There are many workflows that can improve the utilization of AI agents. As a baseline for getting started, we recommend the following workflow:
- Create a requirements file for a feature.
- Generate code to fulfill the requirements file.
- If something about the new code is incorrect or insufficient, modify the requirements file to increase clarity or completeness.
- Repeat 2-3 until the feature is satisfactory.
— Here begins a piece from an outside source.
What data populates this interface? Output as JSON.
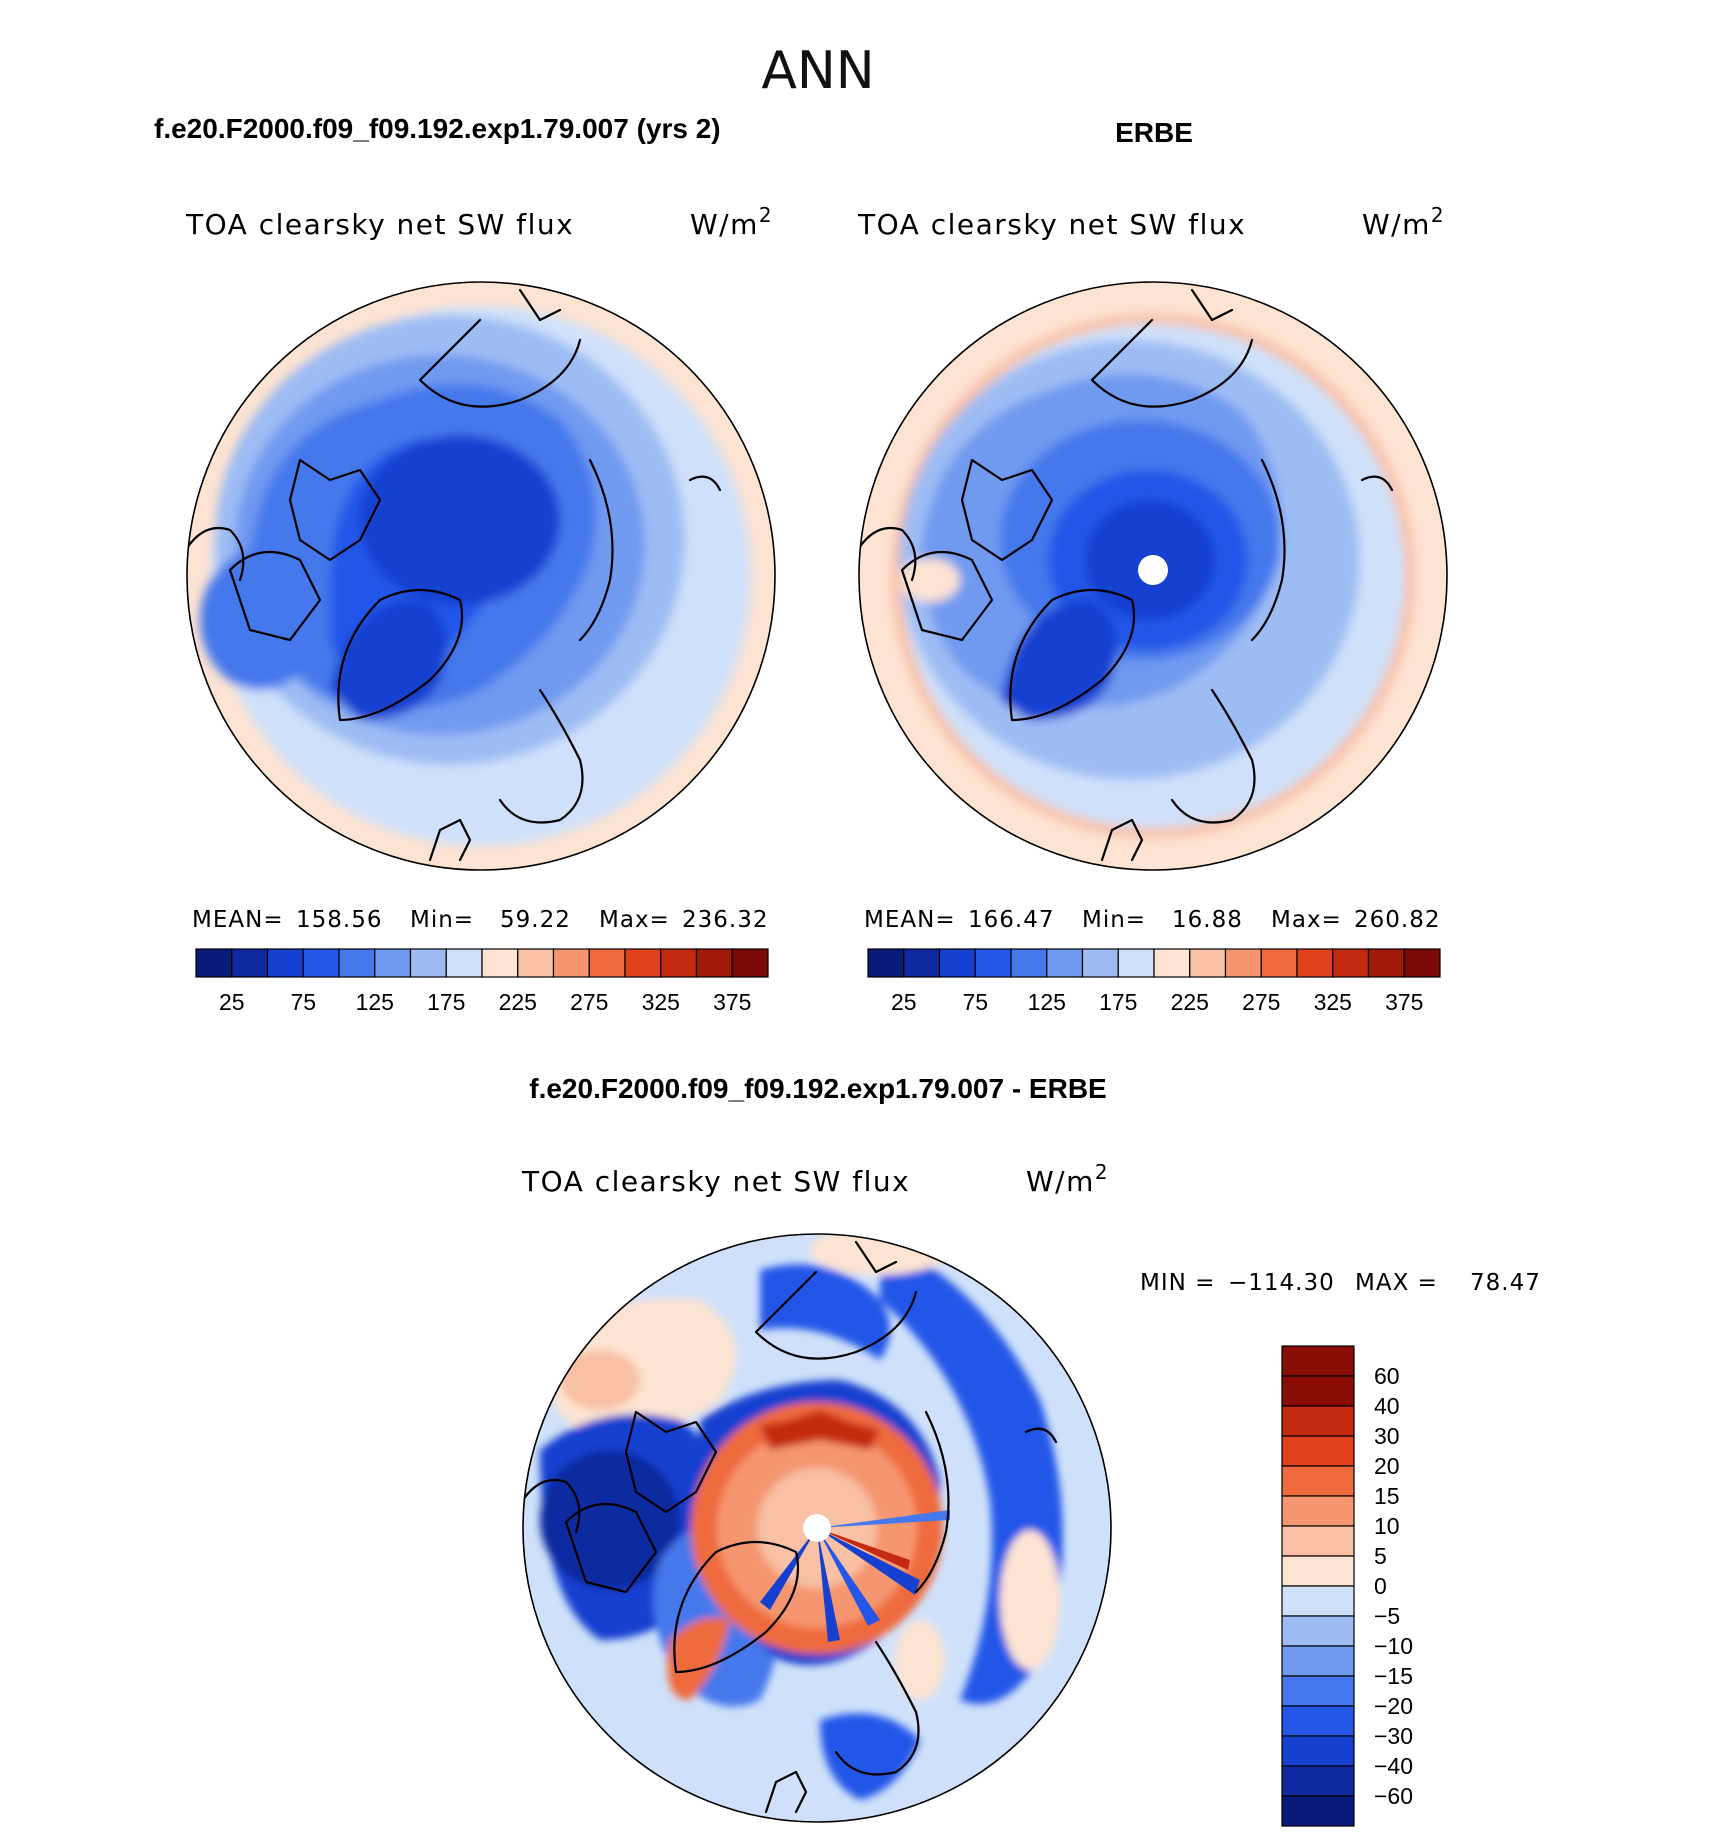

This is another big paradigm shift. Never write code that isn't directly necessitated by a requirements file. First change the requirements file, then write the code (either manually or with LLM assistance). The requirements files must form a complete description of the project that is sufficient to reproduce the behavior of the code from scratch, including full handling of edge cases and unhappy paths. If the source code doesn't agree with the requirements, the code is wrong. In practice, this means that as a single-contributor developer, you must follow the sorts of formal design processes normally associated with management of a human development team. The primary difference is that an LLM is doing the grunt work.
One of the primary disadvantages of working with lower-level languages is that the up-front cost of writing an initial solution is higher. With an LLM doing much of the work, this disadvantage is substantially mitigated; meanwhile, the benefits of having compile-time validation of the LLM agent's work is massive. When working with a compiled code, LLM agents can automatically attempt to compile the code, and then iteratively make any necessary corrections until all compiler errors and warnings are resolved. Many of these same errors would not be caught until runtime when using an interpreted language such as Python or Ruby, and runtime errors are much trickier for both humans and LLMs to notice and debug.
Having said this, many low-level compiled languages, including C and C++, introduce another major headache in the form of memory bugs. These sorts of bugs are easy for both humans and LLMs to accidentally introduce, while being notoriously difficult to identify or debug. This makes memory-safe languages, such as Rust, especially appealing for the purpose of LLM-assisted work.